Epigenetic regulation of frog innate immunity: Discovery of frog microRNAs associated with antiviral responses and ranavirus infection using a Xenopus laevis skin epithelial-like cell line

Epigenetic regulators such as microRNAs are emerging as conserved regulators of innate antiviral immunity in vertebrates, yet their roles in amphibian antiviral responses remain uncharacterized. We profiled changes in microRNA expressions in the Xenopus laevis skin epithelial–like cell line Xela DS2 in response to poly(I:C) – an analogue of double-stranded viral RNA and inducer of type I interferons – or frog virus 3 (FV3), an immunoevasive virus associated with amphibian mortality events. We sequenced small RNA libraries generated from untreated, poly(I:C)–treated, and FV3–infected cells. We detected 136 known X. laevis microRNAs and discovered 133 novel X. laevis microRNAs.

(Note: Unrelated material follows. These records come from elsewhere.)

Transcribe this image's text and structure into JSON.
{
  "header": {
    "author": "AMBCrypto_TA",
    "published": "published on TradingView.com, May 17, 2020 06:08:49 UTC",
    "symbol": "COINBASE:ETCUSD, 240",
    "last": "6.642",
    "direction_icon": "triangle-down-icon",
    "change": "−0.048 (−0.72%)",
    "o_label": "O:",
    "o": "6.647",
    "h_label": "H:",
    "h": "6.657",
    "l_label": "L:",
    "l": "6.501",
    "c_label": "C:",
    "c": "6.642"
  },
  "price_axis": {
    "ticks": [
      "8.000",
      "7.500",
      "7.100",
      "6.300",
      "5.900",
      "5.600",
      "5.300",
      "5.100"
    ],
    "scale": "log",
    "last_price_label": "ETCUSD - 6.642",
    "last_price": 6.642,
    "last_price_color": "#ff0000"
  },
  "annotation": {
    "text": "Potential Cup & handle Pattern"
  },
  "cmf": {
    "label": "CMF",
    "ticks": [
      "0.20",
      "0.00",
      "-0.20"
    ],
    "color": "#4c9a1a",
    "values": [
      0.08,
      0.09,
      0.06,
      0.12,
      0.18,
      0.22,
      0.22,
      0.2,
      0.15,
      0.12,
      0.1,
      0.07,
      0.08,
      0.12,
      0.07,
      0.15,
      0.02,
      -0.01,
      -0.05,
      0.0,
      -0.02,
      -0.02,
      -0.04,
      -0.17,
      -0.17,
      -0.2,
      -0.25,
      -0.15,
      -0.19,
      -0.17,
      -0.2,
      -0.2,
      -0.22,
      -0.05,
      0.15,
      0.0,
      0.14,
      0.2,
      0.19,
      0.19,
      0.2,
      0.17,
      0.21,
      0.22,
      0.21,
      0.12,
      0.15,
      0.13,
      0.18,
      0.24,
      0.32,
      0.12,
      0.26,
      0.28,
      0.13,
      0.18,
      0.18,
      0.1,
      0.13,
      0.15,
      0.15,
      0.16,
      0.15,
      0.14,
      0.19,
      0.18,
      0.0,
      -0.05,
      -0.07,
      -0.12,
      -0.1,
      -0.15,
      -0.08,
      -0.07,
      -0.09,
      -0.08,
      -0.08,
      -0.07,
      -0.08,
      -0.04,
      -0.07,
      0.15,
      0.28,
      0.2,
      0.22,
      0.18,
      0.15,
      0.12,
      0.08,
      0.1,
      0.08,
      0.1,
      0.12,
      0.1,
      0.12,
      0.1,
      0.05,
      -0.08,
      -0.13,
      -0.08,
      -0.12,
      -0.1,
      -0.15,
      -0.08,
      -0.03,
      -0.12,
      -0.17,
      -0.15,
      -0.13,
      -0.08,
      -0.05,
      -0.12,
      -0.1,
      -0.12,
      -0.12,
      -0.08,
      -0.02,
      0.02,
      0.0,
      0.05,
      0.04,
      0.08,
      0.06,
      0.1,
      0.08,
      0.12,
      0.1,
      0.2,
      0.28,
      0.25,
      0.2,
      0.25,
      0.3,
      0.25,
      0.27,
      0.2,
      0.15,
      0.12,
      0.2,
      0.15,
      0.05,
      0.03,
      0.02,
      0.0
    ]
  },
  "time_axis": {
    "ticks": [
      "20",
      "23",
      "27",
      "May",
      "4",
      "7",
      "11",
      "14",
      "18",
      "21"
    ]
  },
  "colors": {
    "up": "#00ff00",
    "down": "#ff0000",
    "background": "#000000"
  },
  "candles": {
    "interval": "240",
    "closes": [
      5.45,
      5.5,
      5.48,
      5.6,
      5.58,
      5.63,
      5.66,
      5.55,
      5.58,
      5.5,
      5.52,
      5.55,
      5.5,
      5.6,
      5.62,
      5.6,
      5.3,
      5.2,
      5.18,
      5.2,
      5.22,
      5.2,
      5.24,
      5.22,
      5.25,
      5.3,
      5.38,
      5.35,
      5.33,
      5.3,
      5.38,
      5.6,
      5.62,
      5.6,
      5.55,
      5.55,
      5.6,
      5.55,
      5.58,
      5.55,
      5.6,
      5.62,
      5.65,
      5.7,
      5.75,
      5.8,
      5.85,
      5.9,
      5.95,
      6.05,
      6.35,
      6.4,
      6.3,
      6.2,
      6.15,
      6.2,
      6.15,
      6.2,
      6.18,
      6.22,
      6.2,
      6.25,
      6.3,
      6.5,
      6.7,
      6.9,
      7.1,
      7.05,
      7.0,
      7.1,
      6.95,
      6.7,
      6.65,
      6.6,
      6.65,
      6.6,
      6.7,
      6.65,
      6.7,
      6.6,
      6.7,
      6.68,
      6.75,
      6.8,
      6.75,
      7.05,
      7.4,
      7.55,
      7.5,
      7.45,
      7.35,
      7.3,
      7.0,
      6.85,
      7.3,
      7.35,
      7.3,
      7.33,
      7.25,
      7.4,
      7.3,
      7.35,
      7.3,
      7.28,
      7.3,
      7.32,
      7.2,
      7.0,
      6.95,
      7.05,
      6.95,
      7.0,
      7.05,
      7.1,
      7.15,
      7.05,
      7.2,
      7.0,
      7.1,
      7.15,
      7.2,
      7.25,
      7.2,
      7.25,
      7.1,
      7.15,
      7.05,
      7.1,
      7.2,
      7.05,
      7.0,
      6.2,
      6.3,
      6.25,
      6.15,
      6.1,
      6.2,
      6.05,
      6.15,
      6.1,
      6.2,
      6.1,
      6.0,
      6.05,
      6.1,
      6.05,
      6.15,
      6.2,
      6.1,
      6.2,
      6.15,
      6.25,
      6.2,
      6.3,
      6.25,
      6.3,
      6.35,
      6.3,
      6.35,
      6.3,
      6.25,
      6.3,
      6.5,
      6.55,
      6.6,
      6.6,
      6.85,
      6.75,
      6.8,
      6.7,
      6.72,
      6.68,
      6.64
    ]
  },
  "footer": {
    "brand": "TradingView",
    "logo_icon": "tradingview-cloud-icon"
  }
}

Sixty–five microRNAs were differentially expressed in response to poly(I:C), many of which were predicted to target regulators of antiviral pathways such as cGAS–STING, RIG–I/MDA–5, TLR signaling, and type I interferon signaling, as well as products of these pathways (NF–κB–induced and interferon-stimulated genes). In contrast, only 49 microRNAs were altered by FV3 infection, fewer of which were predicted to interact with antiviral pathways. Interestingly, poly(I:C) treatment or FV3 infection downregulated transcripts encoding factors of the host microRNA biogenesis pathway. Our study is the first to suggest that host microRNAs regulate innate antiviral immunity in frogs, and sheds light on microRNA–mediated mechanisms of immunoevasion by FV3.